January 27, 2010

The Airstream Museum


The NY Times has a piece about a novelist who has "a traveling museum of oddities and handmade optical illusions." The article is mostly about his work as a writer, but it reminds us that a museum doesn't have to be a building, or even in a fixed place. Plus, I like the photo.

January 5, 2010

"Artists contend with Libeskind"

No comment is really necessary about this article from ARTINFO:
Daniel Libeskind’s 2006 addition to the Denver Art Museum (DAM) is a difficult building to like. It greets visitors with an empty, cavernous lobby and houses galleries with bizarre geometries and sloping walls, features that make it almost impossible to show art coherently, despite the heroic efforts of curators. It is a design that at times seems determined to displease. The museum has decided to confront this architectural awkwardness by commissioning 17 contemporary artists to craft site-specific works in response to the new building. . . .more
It should at least be an interesting exhibit.

January 4, 2010

New Zaha Hadid Museum

I missed this one in the holiday hectics.
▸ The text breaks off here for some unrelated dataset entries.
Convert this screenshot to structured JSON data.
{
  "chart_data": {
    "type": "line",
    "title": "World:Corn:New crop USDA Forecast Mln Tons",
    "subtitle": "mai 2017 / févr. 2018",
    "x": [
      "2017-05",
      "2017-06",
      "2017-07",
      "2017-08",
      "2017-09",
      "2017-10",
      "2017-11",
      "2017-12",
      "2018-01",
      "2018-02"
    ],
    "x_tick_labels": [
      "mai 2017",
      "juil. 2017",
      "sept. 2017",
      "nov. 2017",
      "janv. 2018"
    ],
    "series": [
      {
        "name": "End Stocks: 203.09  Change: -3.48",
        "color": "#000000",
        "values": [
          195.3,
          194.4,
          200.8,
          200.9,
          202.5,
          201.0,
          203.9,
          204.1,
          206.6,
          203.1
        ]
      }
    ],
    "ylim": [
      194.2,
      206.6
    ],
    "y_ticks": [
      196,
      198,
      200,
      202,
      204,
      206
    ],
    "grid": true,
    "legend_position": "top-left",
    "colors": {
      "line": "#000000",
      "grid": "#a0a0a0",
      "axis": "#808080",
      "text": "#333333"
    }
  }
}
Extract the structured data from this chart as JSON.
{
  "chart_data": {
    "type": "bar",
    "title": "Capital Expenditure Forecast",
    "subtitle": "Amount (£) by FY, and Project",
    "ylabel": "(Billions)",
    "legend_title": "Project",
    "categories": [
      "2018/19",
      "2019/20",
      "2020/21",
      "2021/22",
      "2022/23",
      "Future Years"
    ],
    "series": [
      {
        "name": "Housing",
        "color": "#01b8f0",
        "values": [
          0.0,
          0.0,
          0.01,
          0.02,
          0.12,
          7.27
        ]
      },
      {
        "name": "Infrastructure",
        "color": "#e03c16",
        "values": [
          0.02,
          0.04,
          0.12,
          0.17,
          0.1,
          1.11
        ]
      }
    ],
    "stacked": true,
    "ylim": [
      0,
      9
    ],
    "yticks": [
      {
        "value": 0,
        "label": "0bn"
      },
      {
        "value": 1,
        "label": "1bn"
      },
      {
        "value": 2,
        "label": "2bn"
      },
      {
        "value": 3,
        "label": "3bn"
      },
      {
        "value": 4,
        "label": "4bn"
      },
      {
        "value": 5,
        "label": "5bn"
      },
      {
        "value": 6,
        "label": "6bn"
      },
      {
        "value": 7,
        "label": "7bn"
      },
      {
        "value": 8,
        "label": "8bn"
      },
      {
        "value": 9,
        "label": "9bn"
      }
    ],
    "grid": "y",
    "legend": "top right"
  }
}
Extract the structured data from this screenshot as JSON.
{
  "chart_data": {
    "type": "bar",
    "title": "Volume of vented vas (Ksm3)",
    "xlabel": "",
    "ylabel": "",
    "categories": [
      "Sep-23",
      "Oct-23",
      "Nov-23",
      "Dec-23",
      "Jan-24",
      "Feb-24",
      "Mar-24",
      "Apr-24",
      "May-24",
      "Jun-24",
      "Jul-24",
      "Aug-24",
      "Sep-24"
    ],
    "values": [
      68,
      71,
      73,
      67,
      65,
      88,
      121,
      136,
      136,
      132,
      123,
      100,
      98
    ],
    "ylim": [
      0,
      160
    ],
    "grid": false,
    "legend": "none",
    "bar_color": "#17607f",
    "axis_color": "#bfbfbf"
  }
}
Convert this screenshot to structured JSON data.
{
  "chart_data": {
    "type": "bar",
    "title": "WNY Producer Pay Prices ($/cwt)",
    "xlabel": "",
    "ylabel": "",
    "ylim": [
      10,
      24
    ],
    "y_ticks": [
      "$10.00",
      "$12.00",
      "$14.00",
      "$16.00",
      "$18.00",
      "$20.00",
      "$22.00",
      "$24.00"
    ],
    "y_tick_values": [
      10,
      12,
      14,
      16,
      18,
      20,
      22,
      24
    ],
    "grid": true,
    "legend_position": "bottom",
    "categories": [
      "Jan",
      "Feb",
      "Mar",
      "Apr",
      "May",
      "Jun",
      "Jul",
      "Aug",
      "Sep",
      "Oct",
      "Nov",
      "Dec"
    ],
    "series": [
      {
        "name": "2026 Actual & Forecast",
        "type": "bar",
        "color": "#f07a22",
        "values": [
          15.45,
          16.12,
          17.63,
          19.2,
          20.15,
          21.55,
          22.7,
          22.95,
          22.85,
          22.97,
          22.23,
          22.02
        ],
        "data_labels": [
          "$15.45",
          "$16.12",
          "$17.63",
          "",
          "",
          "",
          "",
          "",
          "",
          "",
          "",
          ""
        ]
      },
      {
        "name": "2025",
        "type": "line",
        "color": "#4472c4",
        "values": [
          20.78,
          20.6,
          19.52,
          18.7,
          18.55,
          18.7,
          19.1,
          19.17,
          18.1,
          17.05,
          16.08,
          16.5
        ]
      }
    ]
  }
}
Zaha Hadid is designing a new art museum for Michigan State University with significant funding from Eli and Edythe Broad.  The ArchTracker web site has a few renderings and quite a nice fly-through of the design concept. It looks somewhat like Libeskind's Denver museum, but perhaps with a few more walls that are plumb enough to hang a painting. With a project budget of $40 to $45 million they may just have enough money to make the project happen. Last week's issue of the New Yorker (Dec. 21, 2009) also has a good profile of Hadid by John Seabrook.  The best part is that I finally have some sense of what "tektonic" means.